# Regulador de voltaje Emerald. Quema fusible al encender



## Sonic1 (Ago 22, 2010)

El regulador estaba funcionando bien con una PC conectada y encendida, le conectaron un celular para cargarlo y se apago el regulador quemando el fusible. En el orificio donde va conectado el fusible la descripcion dice 10A-250Vac. Le he comprado fusibles de 10A y quemo 2. Cual sera la causa para que se quemen los fusibles?? Gracias


----------



## Fogonazo (Ago 22, 2010)

1) Algún TRIAC del sistema de regulación en corto.
2) Transformador en corto.
3) Lógica del control y regulación con fallas
4) Tal vez posea un *Varistor* sobre la entrada y esté en corto.
5) Todo lo anterior.


----------



## Sonic1 (Ago 23, 2010)

La tarjeta no posee triac. Le conecte otro transformador e igual quemo el fusible. Le quite los varistores (3) y sigue teniendo la misma falla. Pienso q es el integrado LM339N pero no tengo otro para corroborar. Dejo foto dl circuito para mayor referencia


----------



## Fogonazo (Ago 28, 2010)

Sonic1 dijo:


> La tarjeta no posee triac. Le conecte otro transformador e igual quemo el fusible. Le quite los varistores (3) y sigue teniendo la misma falla. Pienso q es el integrado LM339N pero no tengo otro para corroborar.

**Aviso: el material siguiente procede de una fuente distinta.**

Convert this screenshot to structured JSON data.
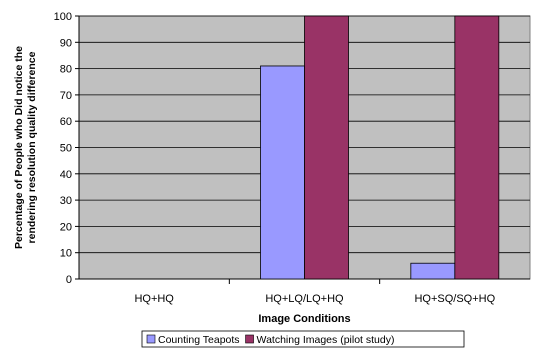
{
  "chart_data": {
    "type": "bar",
    "title": "",
    "xlabel": "Image Conditions",
    "ylabel_lines": [
      "Percentage of People who Did notice the",
      "rendering resolution quality difference"
    ],
    "categories": [
      "HQ+HQ",
      "HQ+LQ/LQ+HQ",
      "HQ+SQ/SQ+HQ"
    ],
    "series": [
      {
        "name": "Counting Teapots",
        "values": [
          0,
          81,
          6
        ],
        "color": "#9999ff"
      },
      {
        "name": "Watching Images (pilot study)",
        "values": [
          0,
          100,
          100
        ],
        "color": "#993366"
      }
    ],
    "ylim": [
      0,
      100
    ],
    "yticks": [
      0,
      10,
      20,
      30,
      40,
      50,
      60,
      70,
      80,
      90,
      100
    ],
    "grid": true,
    "plot_background": "#c0c0c0",
    "legend_position": "bottom"
  }
}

Dejo foto dl circuito para mayor referencia



Revisa los relees:
Que no estén carbonizados por dentro.
Con exceso de metalización.
Con los contactos soldados (Que no abren).


----------



## maximoss3500 (Sep 7, 2010)

hola vi este poss y quise colocar aqui mi duda?? 
tengo 2 reguladores de PC pero que supuestamente no funcionan correctamente!! uno de ellos es que tiene problemas de encendido o se apaga repentinamente o con falso contacto en el interruptor de encendido, y el otro que no quiere trabajar con la pc y se apaga, este le enchufaron un TV y al rato el regulador se apago, otra es que le enchufaron una secadora de pelo o no se de que e igual al ratico se apaga....... yo los enchufo y enciendo y prenden de una les conecto una fuente ATX y siguen fun*CION*ando  no se que puede ser.........
Yo al regulador que actualmente esta fun*CION*ando en mi PC, hace un tiempo le conecte un secador de pelo y poff se apago con todo y PC, haciendome entender que los reguladores no son para ese tipo de cosas ........

Espero que me puedan ayudar , o acerme entender que puede producir la falla o que los reguladores no son para enchufar planchas y cosas que consuman vastante jeje


----------